Here’s another hypothetical: you decide to take a trip overseas, and bring along digital media devices. Upon your return, or at the customs checkpoint of any ACTA-participating country, you are stopped and asked to remove all of your digital media devices (laptops, cell phones, iDevices, etc.) for “inspection.” Your items are then scanned for “unauthorized (read: counterfeit or copied)” information. The customs officer demands you show proof that you rightfully own the data you carry. You cannot. Your devices are confiscated, and you may face further penalty.
ACTA is also imminent: during the G8 Summit this week, the ACTA plan was endorsed and a timetable for implementation envisioned by the end of the year.
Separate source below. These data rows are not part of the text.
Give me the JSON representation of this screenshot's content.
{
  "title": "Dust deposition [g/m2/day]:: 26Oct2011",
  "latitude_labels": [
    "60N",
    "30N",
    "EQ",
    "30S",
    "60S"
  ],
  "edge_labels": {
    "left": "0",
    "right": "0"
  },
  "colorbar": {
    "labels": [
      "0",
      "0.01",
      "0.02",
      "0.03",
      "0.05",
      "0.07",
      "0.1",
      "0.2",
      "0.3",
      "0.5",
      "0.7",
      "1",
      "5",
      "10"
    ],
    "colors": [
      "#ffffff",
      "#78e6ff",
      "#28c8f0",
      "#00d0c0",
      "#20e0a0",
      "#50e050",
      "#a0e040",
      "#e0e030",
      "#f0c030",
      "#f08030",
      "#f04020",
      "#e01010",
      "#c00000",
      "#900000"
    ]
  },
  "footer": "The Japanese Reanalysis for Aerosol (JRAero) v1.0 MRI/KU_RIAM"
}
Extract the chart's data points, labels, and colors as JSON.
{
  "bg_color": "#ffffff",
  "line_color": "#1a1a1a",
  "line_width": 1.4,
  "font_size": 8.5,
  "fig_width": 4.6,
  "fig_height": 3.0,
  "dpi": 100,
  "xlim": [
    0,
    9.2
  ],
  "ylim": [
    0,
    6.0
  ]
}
The United States has already sullied itself quite thoroughly in the court of public opinion at fora like the World Trade Organization, so ACTA’s being pushed as a multilateral agreement, whereby the U.S. individually pursues, entices, and/or coerces countries into accepting our principles of information freedom.
So far, Australia, Canada, most of the the European Union, Japan, Mexico, New Zealand, Russia, South Korea, and Switzerland have nominally committed to the implementation of ACTA. Combined with the PRO-IP Act and Congress’ outright dereliction of duty with regard to the protection of our Constitutional liberties more generally, you might say the outlook is bleak; you might even say focusing on a fight over something like network neutrality alone is now strategically misplaced, because by the time you get what you think you want the meaning of “neutrality” has been redefined out from under your feet.